AUF can be managed by conventional or endovascular surgery. Surgical intervention is challenging because of the presence of adhesions and often are not feasible, but may include nephroureterectomy, local reconstruction techniques, arterial ligation, bypass grafting or, less commonly, auto-transplantation.3 Iliac artery embolization may be an option however it requires additional extraanatomical bypass surgery to maintain lower limb perfusion.3 Percutaneous endovascular exclusion with stent graft appears to be an effective and safe therapeutic choice, although recurrence of hematuria, infection or stent thrombosis have been described.1 There is no consensus on whether or not the ureteral side needs to be treated after endovascular stent graft deployment.

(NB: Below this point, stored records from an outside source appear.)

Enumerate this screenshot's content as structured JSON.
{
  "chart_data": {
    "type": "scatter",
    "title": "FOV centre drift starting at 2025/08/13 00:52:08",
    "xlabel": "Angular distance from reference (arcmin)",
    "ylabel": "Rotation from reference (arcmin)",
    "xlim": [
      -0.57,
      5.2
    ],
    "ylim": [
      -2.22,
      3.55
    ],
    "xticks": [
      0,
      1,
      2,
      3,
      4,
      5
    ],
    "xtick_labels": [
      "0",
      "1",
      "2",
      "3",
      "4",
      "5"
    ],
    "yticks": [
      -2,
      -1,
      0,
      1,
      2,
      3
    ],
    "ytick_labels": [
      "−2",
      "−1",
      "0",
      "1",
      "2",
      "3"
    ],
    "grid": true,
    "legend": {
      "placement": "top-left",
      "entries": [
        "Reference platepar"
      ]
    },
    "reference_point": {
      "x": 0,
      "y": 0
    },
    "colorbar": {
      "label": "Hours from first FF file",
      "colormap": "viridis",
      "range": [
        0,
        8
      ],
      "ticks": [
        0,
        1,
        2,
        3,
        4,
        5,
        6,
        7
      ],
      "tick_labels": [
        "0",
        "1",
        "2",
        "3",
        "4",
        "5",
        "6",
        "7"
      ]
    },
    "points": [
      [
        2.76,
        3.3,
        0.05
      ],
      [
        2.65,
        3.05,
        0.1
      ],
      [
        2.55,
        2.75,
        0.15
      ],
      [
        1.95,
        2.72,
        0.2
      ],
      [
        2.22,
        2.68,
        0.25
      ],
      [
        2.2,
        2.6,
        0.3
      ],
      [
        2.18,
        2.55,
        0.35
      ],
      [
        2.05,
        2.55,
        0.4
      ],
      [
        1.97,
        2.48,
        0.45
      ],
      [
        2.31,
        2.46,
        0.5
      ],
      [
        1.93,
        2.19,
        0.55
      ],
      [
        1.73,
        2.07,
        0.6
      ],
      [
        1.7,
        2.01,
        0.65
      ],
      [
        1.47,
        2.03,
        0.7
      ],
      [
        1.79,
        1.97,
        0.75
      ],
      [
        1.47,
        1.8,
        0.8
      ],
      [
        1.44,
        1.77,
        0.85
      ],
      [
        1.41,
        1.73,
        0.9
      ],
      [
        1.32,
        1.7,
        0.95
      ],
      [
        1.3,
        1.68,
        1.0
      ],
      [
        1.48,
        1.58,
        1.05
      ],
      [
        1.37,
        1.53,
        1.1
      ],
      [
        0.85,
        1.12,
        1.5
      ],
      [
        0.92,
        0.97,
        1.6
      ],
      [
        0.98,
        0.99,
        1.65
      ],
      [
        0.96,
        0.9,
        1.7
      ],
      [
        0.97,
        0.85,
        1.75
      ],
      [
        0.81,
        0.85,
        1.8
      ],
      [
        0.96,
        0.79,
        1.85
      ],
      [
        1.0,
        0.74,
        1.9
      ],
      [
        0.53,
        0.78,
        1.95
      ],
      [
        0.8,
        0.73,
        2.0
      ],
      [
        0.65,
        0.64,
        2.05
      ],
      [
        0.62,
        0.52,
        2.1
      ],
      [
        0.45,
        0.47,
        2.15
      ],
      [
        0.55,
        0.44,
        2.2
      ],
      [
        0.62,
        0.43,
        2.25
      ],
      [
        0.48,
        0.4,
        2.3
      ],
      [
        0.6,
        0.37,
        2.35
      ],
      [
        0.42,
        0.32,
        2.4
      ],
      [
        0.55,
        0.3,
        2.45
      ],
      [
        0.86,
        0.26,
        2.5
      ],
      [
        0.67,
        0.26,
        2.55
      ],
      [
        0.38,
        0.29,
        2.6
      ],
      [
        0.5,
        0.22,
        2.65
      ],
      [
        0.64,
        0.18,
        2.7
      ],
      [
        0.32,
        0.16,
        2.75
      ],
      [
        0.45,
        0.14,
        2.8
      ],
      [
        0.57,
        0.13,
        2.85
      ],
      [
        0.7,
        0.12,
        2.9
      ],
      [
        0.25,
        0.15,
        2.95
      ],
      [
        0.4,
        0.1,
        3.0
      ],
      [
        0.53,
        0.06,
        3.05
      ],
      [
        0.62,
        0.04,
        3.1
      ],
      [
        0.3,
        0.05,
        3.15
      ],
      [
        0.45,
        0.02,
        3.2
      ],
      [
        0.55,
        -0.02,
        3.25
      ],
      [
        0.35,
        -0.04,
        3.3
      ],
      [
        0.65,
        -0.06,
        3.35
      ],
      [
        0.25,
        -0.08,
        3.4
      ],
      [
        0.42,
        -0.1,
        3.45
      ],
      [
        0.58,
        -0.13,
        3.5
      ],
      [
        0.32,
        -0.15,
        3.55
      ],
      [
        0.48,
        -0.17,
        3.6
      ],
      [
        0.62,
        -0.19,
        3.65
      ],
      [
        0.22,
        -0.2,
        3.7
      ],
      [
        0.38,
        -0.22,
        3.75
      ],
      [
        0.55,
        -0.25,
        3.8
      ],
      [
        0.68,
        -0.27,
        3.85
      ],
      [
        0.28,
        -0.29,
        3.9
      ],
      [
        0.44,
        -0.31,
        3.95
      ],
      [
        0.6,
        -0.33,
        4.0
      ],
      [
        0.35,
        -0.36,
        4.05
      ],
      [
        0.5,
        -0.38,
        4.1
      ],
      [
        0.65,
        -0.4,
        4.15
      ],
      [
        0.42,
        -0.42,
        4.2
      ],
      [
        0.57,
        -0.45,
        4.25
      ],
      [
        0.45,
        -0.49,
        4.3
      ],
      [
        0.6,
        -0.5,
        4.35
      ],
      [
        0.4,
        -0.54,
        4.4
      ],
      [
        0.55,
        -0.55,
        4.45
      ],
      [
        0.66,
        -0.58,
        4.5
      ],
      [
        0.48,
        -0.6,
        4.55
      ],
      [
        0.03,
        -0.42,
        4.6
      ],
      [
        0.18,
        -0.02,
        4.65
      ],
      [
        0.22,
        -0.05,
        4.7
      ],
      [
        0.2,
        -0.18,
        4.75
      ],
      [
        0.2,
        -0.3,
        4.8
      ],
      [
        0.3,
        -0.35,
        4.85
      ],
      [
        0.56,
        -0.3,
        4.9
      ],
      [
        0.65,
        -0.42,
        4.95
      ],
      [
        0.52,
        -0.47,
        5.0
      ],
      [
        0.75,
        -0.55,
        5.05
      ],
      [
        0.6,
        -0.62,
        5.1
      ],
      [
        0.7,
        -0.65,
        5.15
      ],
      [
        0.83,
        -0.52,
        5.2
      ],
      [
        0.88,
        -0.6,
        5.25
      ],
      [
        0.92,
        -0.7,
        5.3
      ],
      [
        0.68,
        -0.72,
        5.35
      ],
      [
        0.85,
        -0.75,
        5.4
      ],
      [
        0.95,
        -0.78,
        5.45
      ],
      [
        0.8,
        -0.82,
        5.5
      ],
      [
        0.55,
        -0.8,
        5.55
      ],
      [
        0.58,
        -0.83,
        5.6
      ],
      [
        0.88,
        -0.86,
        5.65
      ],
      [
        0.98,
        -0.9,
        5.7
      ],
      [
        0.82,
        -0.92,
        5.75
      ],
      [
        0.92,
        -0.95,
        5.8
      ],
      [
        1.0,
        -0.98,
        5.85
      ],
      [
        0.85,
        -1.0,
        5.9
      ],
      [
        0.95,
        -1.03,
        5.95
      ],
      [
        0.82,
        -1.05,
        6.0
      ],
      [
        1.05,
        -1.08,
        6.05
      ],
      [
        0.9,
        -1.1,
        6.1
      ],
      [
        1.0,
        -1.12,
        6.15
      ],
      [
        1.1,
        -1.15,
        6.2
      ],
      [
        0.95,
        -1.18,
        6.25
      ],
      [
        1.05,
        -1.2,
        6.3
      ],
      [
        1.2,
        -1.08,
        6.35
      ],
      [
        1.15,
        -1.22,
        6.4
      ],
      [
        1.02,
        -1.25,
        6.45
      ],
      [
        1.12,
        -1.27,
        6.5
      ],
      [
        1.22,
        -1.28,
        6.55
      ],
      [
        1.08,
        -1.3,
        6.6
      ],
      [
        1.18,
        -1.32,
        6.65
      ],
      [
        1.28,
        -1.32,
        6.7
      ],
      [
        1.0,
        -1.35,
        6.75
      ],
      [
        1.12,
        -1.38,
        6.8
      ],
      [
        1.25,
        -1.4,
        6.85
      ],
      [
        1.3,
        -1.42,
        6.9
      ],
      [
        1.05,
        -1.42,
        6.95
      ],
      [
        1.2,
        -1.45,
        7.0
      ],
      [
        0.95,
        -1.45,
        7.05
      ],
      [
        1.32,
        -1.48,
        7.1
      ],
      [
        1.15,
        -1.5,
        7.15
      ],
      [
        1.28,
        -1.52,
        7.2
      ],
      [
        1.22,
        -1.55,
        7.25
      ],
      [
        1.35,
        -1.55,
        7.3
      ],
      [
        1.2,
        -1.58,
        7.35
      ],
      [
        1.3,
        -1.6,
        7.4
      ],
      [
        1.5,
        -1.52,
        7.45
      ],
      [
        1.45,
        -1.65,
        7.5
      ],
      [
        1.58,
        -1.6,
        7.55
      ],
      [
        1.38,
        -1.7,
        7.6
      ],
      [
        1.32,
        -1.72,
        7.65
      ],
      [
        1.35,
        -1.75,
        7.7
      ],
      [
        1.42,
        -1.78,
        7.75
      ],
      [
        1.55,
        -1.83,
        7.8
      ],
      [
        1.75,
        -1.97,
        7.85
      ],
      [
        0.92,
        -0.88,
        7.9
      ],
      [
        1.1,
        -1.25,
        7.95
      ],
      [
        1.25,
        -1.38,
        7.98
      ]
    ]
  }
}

Treatment may include percutaneous transrenal ureteral embolisation.1
In the case described, although the patient did not undergo radiotherapy or chemotherapy, probably the corticosteroid therapy for lupus associated with the permanent catheterization of the ureters favored the development of an AUF. We opted not to treat the ureteral side due to continued urine diversion through nephrostomy catheters. No follow-up abdominal CT images were performed when the patient was hospitalized again 1 month later, therefore, infection of the stent graft cannot be excluded.
To conclude, AUF is a rare life-threatening condition that requires a high degree of suspicion for diagnosis. Percutaneous stent graft placement appears to be an effective and safe therapeutic choice.